Background
Mesenchymal stem cell (MSC)-derived exosomes have seen great advances in human disease control in a minimally invasive manner. This research aimed to explore the function of MSC-derived exosomes in diabetic nephropathy (DN) progression and the molecules involved.
Conclusion
This study suggested that adMSC-derived exosomes inhibit DN progression and alleviate the symptoms by carrying miR-125a, during which HDAC1 and ET-1 were inhibited. This study may provide novel effects into DN treatment.
Methods
A rat model with DN and rat glomerular mesangial cell (GMC) models treated with high glucose (HG) were established, which were treated with exosomes from adipose-derived-MSCs (adMSCs). The levels of blood glucose, serum creatinine, and urinary protein, the urine albumin-to-creatinine ratio (UACR), kidney weight/body weight, and mesangial hyperplasia and kidney fibrosis in rats were determined.
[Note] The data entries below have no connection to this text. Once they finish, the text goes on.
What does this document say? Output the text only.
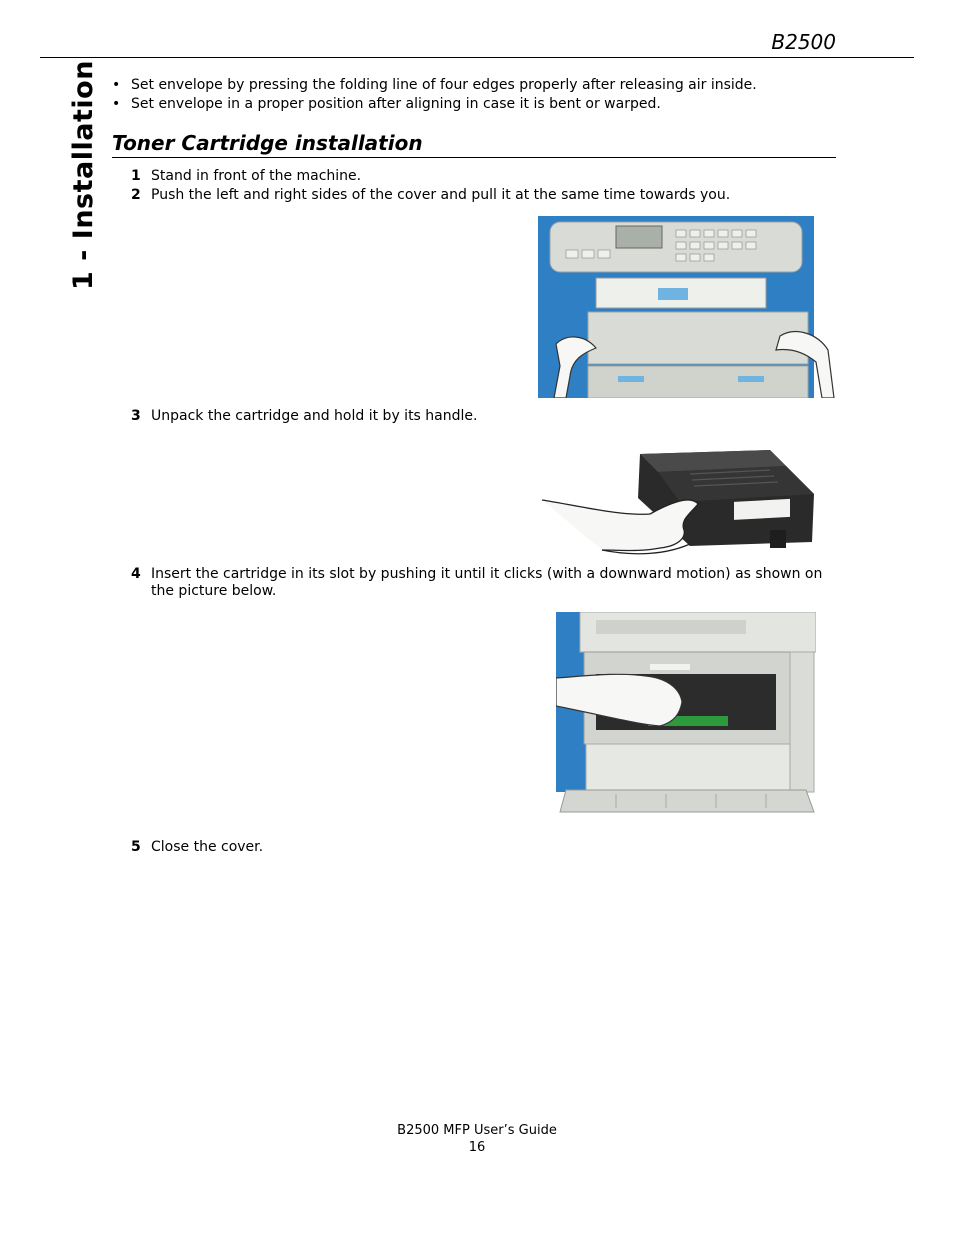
B2500
1 - Installation • Set envelope by pressing the folding line of four edges properly after releasing air inside.
• Set envelope in a proper position after aligning in case it is bent or warped.
Toner Cartridge installation
1 Stand in front of the machine.
2 Push the left and right sides of the cover and pull it at the same time towards you.
3 Unpack the cartridge and hold it by its handle.
4 Insert the cartridge in its slot by pushing it until it clicks (with a downward motion) as shown on the picture below.
5 Close the cover.
B2500 MFP User’s Guide
16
The expression of interleukin-6 (IL-6), collagen I (Col. I), fibronectin (FN), Bax and Bcl-2 in HG-treated GMCs was assessed. The microRNA (miRNA) carried by adMSC-exosomes was identified, and the implicated down-stream molecules were analyzed.
Results
adMSC-derived exosomes decreased levels of blood glucose, serum creatinine, 24-h urinary protein, UACR and kidney weight/body weight, and they suppressed mesangial hyperplasia and kidney fibrosis in DN rats. The exosomes also suppressed levels of IL6, Col. I and FN in HG-treated GMCs and promoted cell apoptosis. miR-125a was at least partially responsible for the above protective events mediated by adMSC-exosomes. miR-125a directly bound to histone deacetylase 1 (HDAC1), while HDAC1 further regulated endothelin-1 (ET-1) activation. Up-regulation of HDAC1 blocked the functions of adMSC-exosomal miR-125a.